Law360.com reports that Dunkin’ Donuts Franchised Restaurants LLC and Baskin-Robbins Franchised Shops LLC have agreed to drop their suit accusing three New York City franchisees of unlawfully using the chains’ trademarks after their franchise agreements had been terminated, now that the defendants have pledged to sell their franchises.

The doughnut and ice cream chains submitted their notice of dismissal with prejudice on Monday in the U.S. District Court for the Eastern District of New York, adding that voluntary dismissal was appropriate because none of the defendants had served an answer or motion for summary judgment in the case.
The dismissal comes nearly two months after Dunkin’ Donuts and Baskin-Robbins notified the court in a Jan. 28 letter requesting the adjournment of an initial pretrial conference that “the parties have reached an informal settlement agreement, pursuant to which defendants will be selling their Dunkin’ Donuts and Baskin-Robbins franchises.”

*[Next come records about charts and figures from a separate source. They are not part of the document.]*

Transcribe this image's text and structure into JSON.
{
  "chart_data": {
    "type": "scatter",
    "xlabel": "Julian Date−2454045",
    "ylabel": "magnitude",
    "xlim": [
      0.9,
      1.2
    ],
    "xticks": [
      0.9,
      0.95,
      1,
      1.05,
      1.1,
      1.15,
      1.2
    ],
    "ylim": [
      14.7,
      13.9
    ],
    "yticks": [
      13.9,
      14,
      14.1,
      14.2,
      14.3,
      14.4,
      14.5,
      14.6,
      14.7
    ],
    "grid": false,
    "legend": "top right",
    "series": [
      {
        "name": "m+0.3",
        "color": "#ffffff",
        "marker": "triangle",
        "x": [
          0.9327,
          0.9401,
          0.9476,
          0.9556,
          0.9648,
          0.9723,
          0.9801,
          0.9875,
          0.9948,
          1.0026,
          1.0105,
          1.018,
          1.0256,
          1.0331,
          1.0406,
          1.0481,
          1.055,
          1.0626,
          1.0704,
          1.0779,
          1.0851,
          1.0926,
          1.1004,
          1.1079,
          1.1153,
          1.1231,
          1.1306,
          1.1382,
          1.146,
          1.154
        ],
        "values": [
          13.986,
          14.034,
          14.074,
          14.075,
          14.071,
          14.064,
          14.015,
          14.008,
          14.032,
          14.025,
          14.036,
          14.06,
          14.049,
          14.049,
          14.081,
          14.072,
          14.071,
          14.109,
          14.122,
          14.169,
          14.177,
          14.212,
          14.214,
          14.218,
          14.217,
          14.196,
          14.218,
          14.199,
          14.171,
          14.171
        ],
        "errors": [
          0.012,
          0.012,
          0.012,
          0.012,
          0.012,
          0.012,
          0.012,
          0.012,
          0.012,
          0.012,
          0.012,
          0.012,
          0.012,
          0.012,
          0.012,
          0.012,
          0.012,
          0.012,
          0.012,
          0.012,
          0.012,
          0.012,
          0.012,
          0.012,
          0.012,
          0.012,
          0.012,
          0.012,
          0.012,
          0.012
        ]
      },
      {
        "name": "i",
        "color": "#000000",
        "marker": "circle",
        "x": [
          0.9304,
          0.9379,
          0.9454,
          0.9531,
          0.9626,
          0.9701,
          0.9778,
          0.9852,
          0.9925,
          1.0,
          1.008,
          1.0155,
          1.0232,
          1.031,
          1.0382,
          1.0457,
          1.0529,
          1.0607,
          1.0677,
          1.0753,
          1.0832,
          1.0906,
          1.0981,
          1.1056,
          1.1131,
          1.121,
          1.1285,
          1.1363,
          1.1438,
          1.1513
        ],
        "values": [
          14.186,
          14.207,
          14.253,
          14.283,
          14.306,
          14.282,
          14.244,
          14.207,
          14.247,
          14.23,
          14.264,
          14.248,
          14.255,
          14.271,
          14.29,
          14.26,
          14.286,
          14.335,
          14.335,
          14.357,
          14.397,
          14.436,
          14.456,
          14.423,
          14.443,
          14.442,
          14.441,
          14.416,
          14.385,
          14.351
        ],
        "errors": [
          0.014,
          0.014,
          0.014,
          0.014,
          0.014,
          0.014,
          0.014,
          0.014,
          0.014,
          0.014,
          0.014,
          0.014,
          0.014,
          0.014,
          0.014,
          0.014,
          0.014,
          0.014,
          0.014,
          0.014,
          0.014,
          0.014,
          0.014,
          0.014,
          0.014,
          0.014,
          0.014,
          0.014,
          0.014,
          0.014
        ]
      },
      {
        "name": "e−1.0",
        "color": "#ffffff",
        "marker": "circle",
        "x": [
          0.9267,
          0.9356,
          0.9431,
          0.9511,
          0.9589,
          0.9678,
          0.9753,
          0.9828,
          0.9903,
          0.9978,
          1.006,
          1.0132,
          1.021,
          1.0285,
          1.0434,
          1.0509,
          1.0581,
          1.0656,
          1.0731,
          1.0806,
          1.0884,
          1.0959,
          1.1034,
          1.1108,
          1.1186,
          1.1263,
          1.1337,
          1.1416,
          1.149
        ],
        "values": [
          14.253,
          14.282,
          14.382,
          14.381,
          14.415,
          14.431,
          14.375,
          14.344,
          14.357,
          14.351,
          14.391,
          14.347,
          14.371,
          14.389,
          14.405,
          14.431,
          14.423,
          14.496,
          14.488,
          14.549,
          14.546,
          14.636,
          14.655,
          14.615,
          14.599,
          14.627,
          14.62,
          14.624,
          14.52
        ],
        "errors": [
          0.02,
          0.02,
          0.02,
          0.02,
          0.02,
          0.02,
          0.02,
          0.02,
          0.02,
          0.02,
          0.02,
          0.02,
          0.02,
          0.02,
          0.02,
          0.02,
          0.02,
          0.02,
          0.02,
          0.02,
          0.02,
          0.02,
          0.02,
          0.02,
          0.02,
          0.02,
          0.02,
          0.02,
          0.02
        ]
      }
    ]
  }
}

The closing was scheduled to take place on Feb. 5, but was delayed until the end of February, according to the plaintiffs’ Feb. 5 letter asking the court to keep the case open so that they could continue to prosecute the suit if the closing could not be finalized.

Magistrate Judge Robert M. Levy rescheduled the initial pretrial conference for March 24, but the plaintiffs instead dropped their case Monday.
Dunkin’ Donuts spokesman Andrew Mastrangelo confirmed on Tuesday that the company decided to drop the suit after the defendants voluntarily sold their stores to pay off their outstanding debt.

The stores have been transferred to other franchisees, and the company was pleased with the resolution, Mastrangelo added.
Representatives for the three franchises could not be immediately reached for comment Tuesday.

The fast food chains originally lodged their suit on Aug. 19, accusing Brooklyn-based Church’s Donuts and Candys Inc., Brooklyn-based Kings Donuts and IceCream Inc. and Queens-based Corona Donuts and Ice Cream Inc. along with their guarantees Shiraz Sutar, Harish Shadadpuri and Sunil Dudani of defaulting on their franchise agreements by failing to pay certain fees and infringing the companies’ trademarks by failing to evacuate their combination Dunkin’ Donuts and Baskin-Robbins locations following the termination of these contracts.

The case is Dunkin’ Donuts Franchised Restaurants LLC et al. v. Church Donuts and Candys Inc. et al., case number 09-cv-03599, in the U.S. District Court for the Eastern District of New York.